Even though the final figure is massive, Vopson believes it is insufficient to account for all of the dark matter in the cosmos. In previous study, he projected that around 1093 bits of data would be required – a value 10 trillion times bigger than the one he calculated.

“I computed a figure that is lower than I expected,” he added, adding that he is uncertain why. It’s possible that critical details were overlooked in his calculations, which concentrated on protons and neutrons but neglected electrons, neutrinos, and quarks since only protons and neutrons, according to Vopson, can retain information about themselves.

He adds that the assumption might be incorrect, and that other particles may be able to retain information about themselves as well.

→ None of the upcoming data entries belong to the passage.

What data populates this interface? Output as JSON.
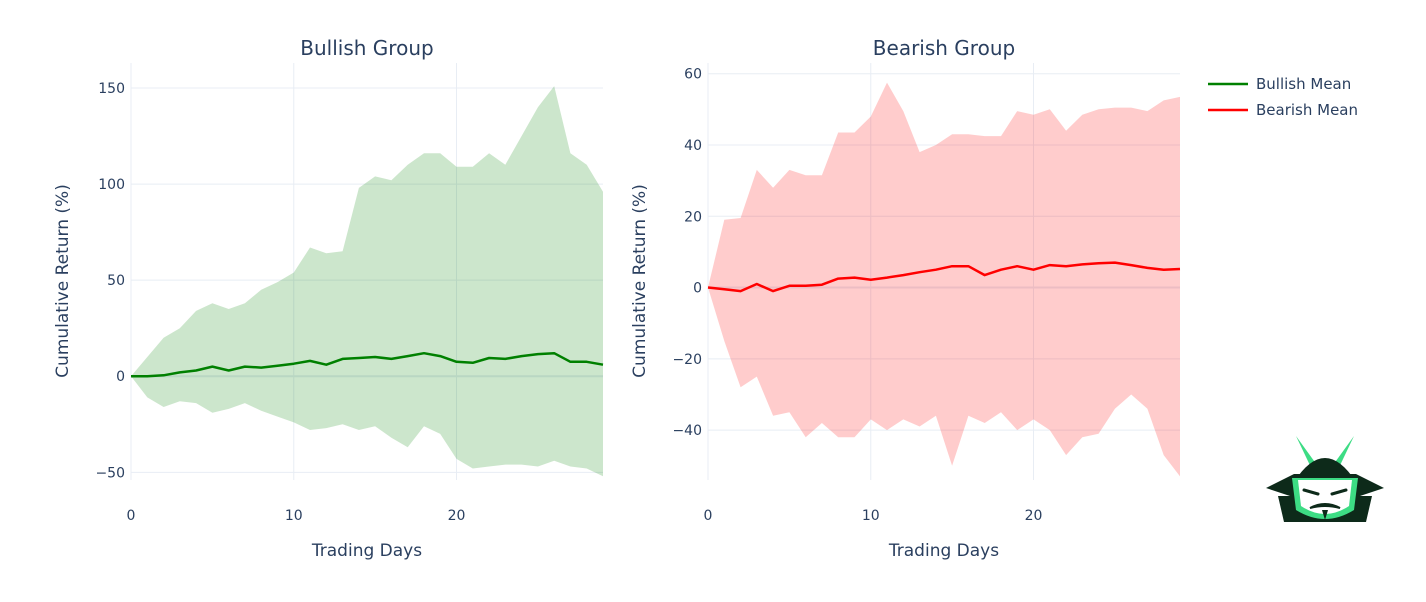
{
  "chart_data": [
    {
      "type": "line",
      "title": "Bullish Group",
      "xlabel": "Trading Days",
      "ylabel": "Cumulative Return (%)",
      "xlim": [
        0,
        29
      ],
      "ylim": [
        -54,
        163
      ],
      "xticks": [
        0,
        10,
        20
      ],
      "yticks": [
        -50,
        0,
        50,
        100,
        150
      ],
      "mean_series": {
        "name": "Bullish Mean",
        "color": "#008000",
        "x": [
          0,
          1,
          2,
          3,
          4,
          5,
          6,
          7,
          8,
          9,
          10,
          11,
          12,
          13,
          14,
          15,
          16,
          17,
          18,
          19,
          20,
          21,
          22,
          23,
          24,
          25,
          26,
          27,
          28,
          29
        ],
        "values": [
          0,
          0,
          0.5,
          2,
          3,
          5,
          3,
          5,
          4.5,
          5.5,
          6.5,
          8,
          6,
          9,
          9.5,
          10,
          9,
          10.5,
          12,
          10.5,
          7.5,
          7,
          9.5,
          9,
          10.5,
          11.5,
          12,
          7.5,
          7.5,
          6
        ]
      },
      "band": {
        "fill_color": "rgba(0,128,0,0.2)",
        "upper": [
          0,
          10,
          20,
          25,
          34,
          38,
          35,
          38,
          45,
          49,
          54,
          67,
          64,
          65,
          98,
          104,
          102,
          110,
          116,
          116,
          109,
          109,
          116,
          110,
          125,
          140,
          151,
          116,
          110,
          96
        ],
        "lower": [
          0,
          -11,
          -16,
          -13,
          -14,
          -19,
          -17,
          -14,
          -18,
          -21,
          -24,
          -28,
          -27,
          -25,
          -28,
          -26,
          -32,
          -37,
          -26,
          -30,
          -43,
          -48,
          -47,
          -46,
          -46,
          -47,
          -44,
          -47,
          -48,
          -52
        ]
      }
    },
    {
      "type": "line",
      "title": "Bearish Group",
      "xlabel": "Trading Days",
      "ylabel": "Cumulative Return (%)",
      "xlim": [
        0,
        29
      ],
      "ylim": [
        -54,
        63
      ],
      "xticks": [
        0,
        10,
        20
      ],
      "yticks": [
        -40,
        -20,
        0,
        20,
        40,
        60
      ],
      "mean_series": {
        "name": "Bearish Mean",
        "color": "#ff0000",
        "x": [
          0,
          1,
          2,
          3,
          4,
          5,
          6,
          7,
          8,
          9,
          10,
          11,
          12,
          13,
          14,
          15,
          16,
          17,
          18,
          19,
          20,
          21,
          22,
          23,
          24,
          25,
          26,
          27,
          28,
          29
        ],
        "values": [
          0,
          -0.5,
          -1,
          1,
          -1,
          0.5,
          0.5,
          0.8,
          2.5,
          2.8,
          2.2,
          2.8,
          3.5,
          4.3,
          5,
          6,
          6,
          3.5,
          5,
          6,
          5,
          6.3,
          6,
          6.5,
          6.8,
          7,
          6.3,
          5.5,
          5,
          5.2
        ]
      },
      "band": {
        "fill_color": "rgba(255,0,0,0.2)",
        "upper": [
          0,
          19,
          19.5,
          33,
          28,
          33,
          31.5,
          31.5,
          43.5,
          43.5,
          48,
          57.5,
          49.5,
          38,
          40,
          43,
          43,
          42.5,
          42.5,
          49.5,
          48.5,
          50,
          44,
          48.5,
          50,
          50.5,
          50.5,
          49.5,
          52.5,
          53.5
        ],
        "lower": [
          0,
          -15,
          -28,
          -25,
          -36,
          -35,
          -42,
          -38,
          -42,
          -42,
          -37,
          -40,
          -37,
          -39,
          -36,
          -50,
          -36,
          -38,
          -35,
          -40,
          -37,
          -40,
          -47,
          -42,
          -41,
          -34,
          -30,
          -34,
          -47,
          -53
        ]
      }
    }
  ],
  "legend": {
    "items": [
      {
        "label": "Bullish Mean",
        "color": "#008000"
      },
      {
        "label": "Bearish Mean",
        "color": "#ff0000"
      }
    ]
  },
  "logo": {
    "icon": "samurai-helmet-logo",
    "colors": {
      "dark": "#0d2a1a",
      "accent": "#3ddc84"
    }
  }
}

This might explain why his findings differ so considerably from previous estimates of the universe’s total information, which are often substantially larger, according to Greg Laughlin, an astronomer at Yale University who wasn’t involved in the research.

“It’s sort of disregarding the 10 billion elephants in the room,” Laughlin told Live Science, alluding to the numerous particles not taken into account in the latest estimate.

While such computations may not have immediate uses, Laughlin believes they might be useful to people who believe the observable cosmos is in fact a massive computer simulation. “It’s a pretty intriguing thought,” he remarked of the so-called simulation theory.

“Calculating the information content — simply the amount of bits of memory needed to run [the cosmos] — is fascinating,” he continued.

However, the simulation hypothesis is still just that: a theory. Laughlin responded, “There’s no way to determine whether that’s true.”